Tuffy picked up a piece of stovewood and began tearing splinters out of it with his fingernails. He piled the splinters in a little stack between his feet.

“If old Berry Miller makes any show of getting his bristles up, I’ll reach right down and kiss her in front of all the Millers, and then pick her up and walk off with her without so much as looking back at them even once. That’ll show Berry that when I set out to get married, I don’t let nothing in the whole wide world stop me. Those Millers can’t put the scare into me.”
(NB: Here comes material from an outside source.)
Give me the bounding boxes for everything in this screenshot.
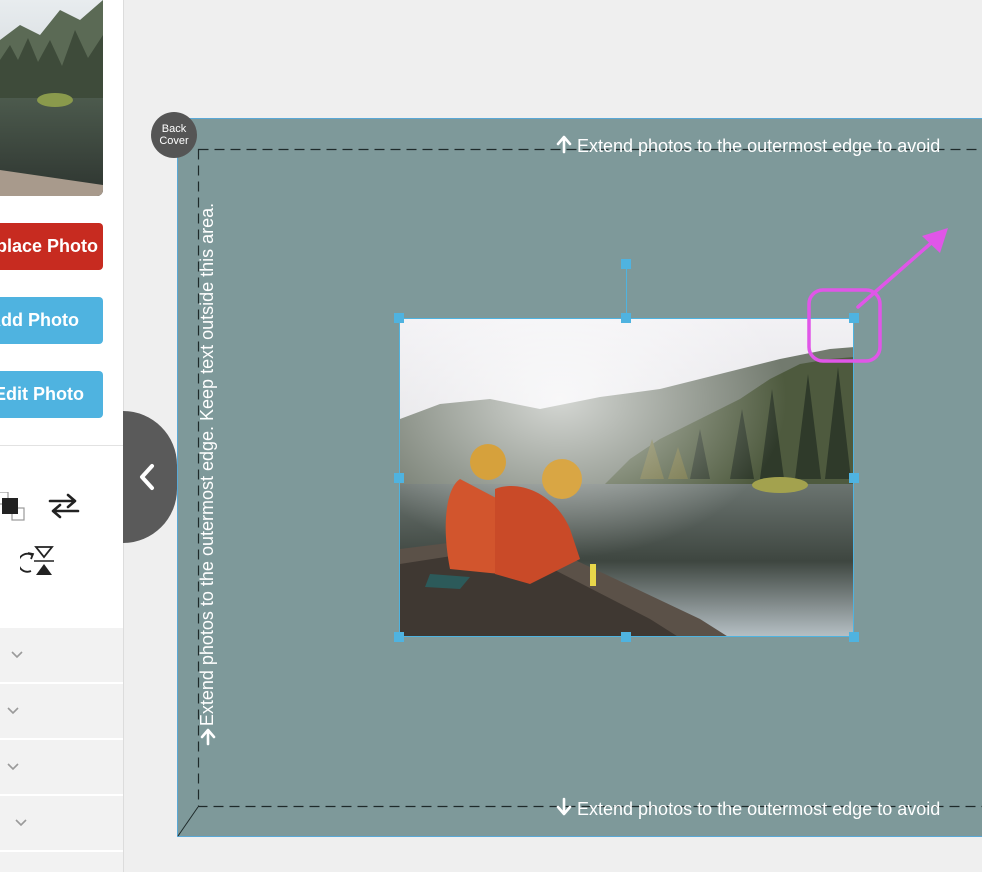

He hurled the stick of stovewood across the yard. It narrowly missed hitting one of his hens asleep in a dust hole under the chinaberry tree. The hen woke up and ran squawking for her life. The other chickens got scared and followed her under the house.

Tuffy took out his handkerchief and wiped the sweatband of his new straw hat. It was a scorching hot day, especially out in the sun at midday, and the heavy wool coat had never felt so tight before.

“If I had thought to get the license yesterday, me and Nancy could have got married today,” he said disgustedly, kicking at the ground. “Now, why didn’t I think about that yesterday? I’ll have to wait till tomorrow before I can go to the courthouse now.”